Hotels and guesthouses in Laois and across the country have had another exceptionally difficult year due to Covid.
The average room occupancy rate for 2021 is 25% for the Midlands / Mid East region, including Laois since the start of the year, according to the latest research from the Irish Hotels Federation (IHF) . With the end of summer, the sector enters an uncertain nine-month period as booking levels drop sharply in the absence of foreign visitors, meetings and events that would normally support the sector during the off-season.
Dara Cruise, president of the IHF Midlands branch, urges the government to make a firm commitment to continue supporting business and employment until the recovery in international tourism begins in earnest in the summer of 2022. “Government support has been a vital lifeline for tourism businesses, including hotels and bed and breakfasts in Laois – many of these businesses would not have survived without the emergency measures put in place throughout. this crisis. We now have a long road to recovery ahead of us, and this will require additional targeted support for tourism and hospitality and the nearly 270,000 livelihoods supported by tourism before Covid – one in ten jobs in Ireland, including 4,400 in Laois.

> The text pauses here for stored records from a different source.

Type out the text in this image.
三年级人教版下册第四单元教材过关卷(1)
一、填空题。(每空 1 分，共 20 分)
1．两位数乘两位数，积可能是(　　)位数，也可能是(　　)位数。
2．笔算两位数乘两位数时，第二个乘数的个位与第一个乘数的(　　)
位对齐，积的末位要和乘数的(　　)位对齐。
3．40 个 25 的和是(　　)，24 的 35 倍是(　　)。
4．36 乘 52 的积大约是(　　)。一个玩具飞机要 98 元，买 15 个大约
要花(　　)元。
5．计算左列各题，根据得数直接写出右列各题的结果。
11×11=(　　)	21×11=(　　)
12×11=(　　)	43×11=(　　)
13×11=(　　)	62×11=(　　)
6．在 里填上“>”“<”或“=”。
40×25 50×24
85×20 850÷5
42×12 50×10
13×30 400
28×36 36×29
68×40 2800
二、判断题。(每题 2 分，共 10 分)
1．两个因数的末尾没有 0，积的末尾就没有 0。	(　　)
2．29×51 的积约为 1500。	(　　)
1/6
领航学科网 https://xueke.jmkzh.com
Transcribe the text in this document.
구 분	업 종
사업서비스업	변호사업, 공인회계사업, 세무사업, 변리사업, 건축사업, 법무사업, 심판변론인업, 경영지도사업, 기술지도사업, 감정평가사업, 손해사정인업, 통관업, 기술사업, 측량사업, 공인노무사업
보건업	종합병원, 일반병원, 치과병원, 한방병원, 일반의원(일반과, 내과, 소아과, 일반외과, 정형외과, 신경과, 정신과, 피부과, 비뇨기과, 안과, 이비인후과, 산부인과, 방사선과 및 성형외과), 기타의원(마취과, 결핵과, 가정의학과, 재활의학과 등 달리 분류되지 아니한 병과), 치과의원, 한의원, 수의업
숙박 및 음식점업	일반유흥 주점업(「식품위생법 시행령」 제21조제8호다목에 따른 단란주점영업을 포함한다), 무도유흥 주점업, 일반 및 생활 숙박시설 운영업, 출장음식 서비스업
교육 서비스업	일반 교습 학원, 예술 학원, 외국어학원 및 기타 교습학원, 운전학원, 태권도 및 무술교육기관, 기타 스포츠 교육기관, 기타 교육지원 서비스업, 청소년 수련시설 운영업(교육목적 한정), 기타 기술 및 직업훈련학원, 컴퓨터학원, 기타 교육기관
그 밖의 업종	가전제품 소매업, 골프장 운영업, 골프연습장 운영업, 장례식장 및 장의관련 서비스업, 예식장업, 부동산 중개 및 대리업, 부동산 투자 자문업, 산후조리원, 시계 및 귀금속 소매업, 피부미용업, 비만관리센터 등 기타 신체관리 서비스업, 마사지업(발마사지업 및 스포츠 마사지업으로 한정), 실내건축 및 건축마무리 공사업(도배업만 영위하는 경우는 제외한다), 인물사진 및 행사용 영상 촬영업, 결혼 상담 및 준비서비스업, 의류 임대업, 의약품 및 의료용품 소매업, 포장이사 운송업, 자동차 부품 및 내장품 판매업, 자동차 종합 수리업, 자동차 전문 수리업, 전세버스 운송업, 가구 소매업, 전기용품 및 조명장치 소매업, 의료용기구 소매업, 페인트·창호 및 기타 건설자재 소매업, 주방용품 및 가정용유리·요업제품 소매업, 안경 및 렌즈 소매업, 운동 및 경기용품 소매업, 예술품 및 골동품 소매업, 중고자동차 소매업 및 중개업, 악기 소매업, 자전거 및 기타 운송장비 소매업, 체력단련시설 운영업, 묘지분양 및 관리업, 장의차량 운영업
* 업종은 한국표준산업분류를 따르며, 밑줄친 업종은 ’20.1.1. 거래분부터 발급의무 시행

Government measures sought by the IHF include extending current EWSS employment supports until June 2022 to help companies retain and grow their teams over the coming months; maintaining the 9% VAT rate on tourism until after 2025 to allow Irish tourism to be internationally competitive; and the extension of the exemption from commercial tariffs until June 2022, the date of the start of the summer season. Substantial additional funding is also needed for international marketing and restoring air connectivity with overseas markets to 2019 levels.
Mr Cruise notes that while the domestic tourism market has performed well over the summer months with an average room occupancy rate in the Midlands / Mid East region of 66%, activity has been exceptionally poor since then. the start of the year with average occupancy rates of 25% for the first eight months due to the sector being closed until June. The industry is still subject to a delay in fully lifting restrictions on hospitality and indoor events until October 22, as well as significant uncertainty regarding international travel, including travel advice from the US government. against travel to Ireland which has an impact on forward bookings.
In the best-case scenario for the remainder of 2021, the average occupancy rate nationwide is expected to reach 32% for the full year – a significant slump in activity from 2019, when the Room occupancy rate was 73% and represents only a modest increase over the all-time low of 30% reached in 2020.
“The economic and financial impact of Covid has been devastating for our sector and the tourism industry as a whole, directly affecting the livelihoods of tens of thousands of people. Hotels and guesthouses nationwide will have experienced a combined € 5.3 billion drop in revenue in 2020 and 2021 as a direct result of this crisis, with overall revenue falling 68% in 2020 and by 55% this year. In real terms, that’s over 19 million lost room nights, wiped out billions in food and beverage sales, and countless missed opportunities for hotels dependent on entertainment, business meetings and events – as well as the huge impact on the thousands of suppliers in our sector. “
“It is essential that the government provide continued support to our sector so that businesses have a chance to get back on their feet over the next few years. As Ireland’s largest indigenous employer, tourism and hospitality have been hit hardest by Covid restrictions.
“The thousands of revenues supported by tourism businesses in Laois are important – not only for people working in the industry, but also for the economy at large, especially the many areas where tourism is the only spectacle of the city. Failure to support the tourism and hospitality industry now will have ramifications for the future of Ireland’s tourism supply and for the economy.
The search was carried out from September 1-6 and the results are based on the response of 331 properties. These represent a combined pool of 34,300 rooms spread across the country.